I'm a moderator on Super User and Pets, and used to moderate Meta SE and Software Recommendations, and my opinions here don't reflect SO policy. They'd be how I'd handle such issues on my sites though.
I think it’s worth considering the intent of the suspension system as designed, and I'd refer back to Jeff's old blog post. Suspensions were and are still not intended to be punitive, or to 'make an example of someone'; they're supposed to discourage bad behavior. To a lesser extent, we also use it as a way to temporarily disrupt something that seems suspicious or is going to take a lot of work to clean up.
The actually useful tool in such situations is a moderator message—the slap on the wrist aside, communicating with the user involved about what the infraction leading to the suspension, and coming to an understanding of what can be done better is the actual goal here.
In the case mentioned here - the user apologised, deleted the offending posts, and these things show the user is contrite about previous actions. As an experienced moderator elsewhere, that's an excellent outcome. I've been made aware the posts were not self deleted, and that would have been what I'd like to see simply due to the scale and amount of work needed.
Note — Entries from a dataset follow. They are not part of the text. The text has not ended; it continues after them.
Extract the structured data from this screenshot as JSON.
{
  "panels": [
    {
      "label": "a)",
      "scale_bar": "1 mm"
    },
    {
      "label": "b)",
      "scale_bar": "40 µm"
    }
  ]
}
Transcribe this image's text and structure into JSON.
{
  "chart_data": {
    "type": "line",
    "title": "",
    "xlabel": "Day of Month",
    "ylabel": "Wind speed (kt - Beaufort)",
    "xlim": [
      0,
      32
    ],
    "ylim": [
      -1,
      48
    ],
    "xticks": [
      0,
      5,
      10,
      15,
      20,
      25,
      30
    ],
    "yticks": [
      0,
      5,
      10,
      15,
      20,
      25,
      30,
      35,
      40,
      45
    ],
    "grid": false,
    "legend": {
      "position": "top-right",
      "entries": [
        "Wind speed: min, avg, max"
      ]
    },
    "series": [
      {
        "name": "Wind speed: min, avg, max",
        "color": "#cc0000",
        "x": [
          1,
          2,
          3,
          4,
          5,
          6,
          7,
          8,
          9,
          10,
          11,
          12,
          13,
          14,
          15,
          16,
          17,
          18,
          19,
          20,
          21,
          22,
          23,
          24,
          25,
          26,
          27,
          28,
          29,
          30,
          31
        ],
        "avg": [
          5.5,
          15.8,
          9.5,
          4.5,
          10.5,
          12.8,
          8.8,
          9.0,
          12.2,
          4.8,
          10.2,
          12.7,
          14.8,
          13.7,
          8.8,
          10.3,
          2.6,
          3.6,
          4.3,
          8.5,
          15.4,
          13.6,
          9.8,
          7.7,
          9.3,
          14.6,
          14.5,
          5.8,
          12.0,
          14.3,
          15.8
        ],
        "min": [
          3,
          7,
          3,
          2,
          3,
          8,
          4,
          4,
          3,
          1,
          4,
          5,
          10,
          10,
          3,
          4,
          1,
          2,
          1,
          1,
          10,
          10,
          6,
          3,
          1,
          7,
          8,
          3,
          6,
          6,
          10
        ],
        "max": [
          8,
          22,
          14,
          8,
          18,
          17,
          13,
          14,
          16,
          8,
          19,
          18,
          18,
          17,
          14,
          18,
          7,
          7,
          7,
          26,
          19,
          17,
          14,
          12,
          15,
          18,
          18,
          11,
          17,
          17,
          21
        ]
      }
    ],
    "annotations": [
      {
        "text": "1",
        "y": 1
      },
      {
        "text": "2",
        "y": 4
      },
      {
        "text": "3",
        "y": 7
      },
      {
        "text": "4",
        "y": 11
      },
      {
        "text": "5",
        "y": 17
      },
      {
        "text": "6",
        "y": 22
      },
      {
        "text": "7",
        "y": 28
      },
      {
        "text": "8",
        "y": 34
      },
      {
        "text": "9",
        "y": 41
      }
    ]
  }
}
Broadly looking at the issues raised in the question, and in view of the above
- Should the initial response to someone doing AIGC violations for extended periods of time and getting caught much later, say, in one year, be the same as someone who did their first violation and immediately got caught? So, if the procedure for posting an A.I.-generated answer once and immediately getting caught is 1 week suspension alongside the deletion of that particular answer, should it be the same for doing it for 1 year and only getting caught after posting, say, 200 answers? Should the timeframe during which the violations occurred be considered?
- Should there be a creation of stages of responses to AIGC violation based on the amount of violations? E.g., if someone who wrote 50 AI-based answers should be treated the same as someone who wrote 2 or not.
I'd say the problem is less the volume, and more the knowingly doing it for an extended time. That said, it’s worth considering if the potential longer suspension helps solve the problem behavior. Our goal here is to disrupt the problem behaviour first with the view of stopping it completely, rather than a per-infraction punishment. It’s not 'right' to do something wrong cause you didn't get caught, but that's not what we're dealing with directly.
Our goal here is to have the user post zero AIGC posts in future, rather than trying to select a suitable punishment for past infractions.
Longer suspensions to me are about sending a message as well as disrupting bad behaviour longer by keeping someone from being able to act upon those behaviours.
- Should the overall stature and reputation points of a user who did an AIGC violation be took into account when constructing a response to said violation?
While I'll refrain from naming names, I've had to deal with a high reputation user breaking a fairly 'simple' rule. We're dealing with the behaviour as much as the person. The first suspension was still a week, then a month. As tempting as it is to go 'you should know better' - then we're in the situation where the rules are uneven. I'd go with a longer suspension if it was the sort of infraction that threatened other users (say being rude or abusive. Or better yet, replying to a suspension impolitely with 'I'll do it again), but still, my goal is communication, not punishment.
- Should people who admitted to posting AIGC at some point ignorantly be treated the same as people who were caught? E.g., should this user who once posted AIGC even before it being banned, and admits to what they did openly in a meta post, be given a suspension at all or just have their posts deleted?
The user in question would have realised they made a mistake and taken steps on their own to mitigate the problems caused. I'd say self deleting whatever posts they could, flagging posts they couldn't, and letting a moderator know would be an excellent way to self correct. Especially during the period where there were no defined rules, or worse contradictory ones, I'd give some slack for that. I'd say this would literally be ideal behaviour when this does happen.
If the problem behavior self corrected, and the damage done is too, there's, to me, no need to suspend. Public apologies would also be optional to me.
- Should there be a set of defined, documented severities in responses to AIGC violation based on,
a) The total amount of violations?
b) The timeframe throughout which the violations occurred?
c) The existence of previous violations?
I think the previous paragraphs cover A and B. C is an interesting one. Are the previous violations a sign of a previous pattern of abusive behavior?
Knowingly using GenAI/AIGC for posting does seem potentially something someone trying to crawl out of say a question ban, or engaged in voting fraud would do for example. I'd look at the user's overall suspension history and try to decide if this is a continuing pattern of problem behaviour, and follow the standard escalation, or if this is a different issue.
We'd certainly look at that though.
To sum up, I don't see a practical need to special case this sort of posting, and our goals of 'better behaviour not punishment' are not met by extra heavy suspensions based on 'just' volume and status.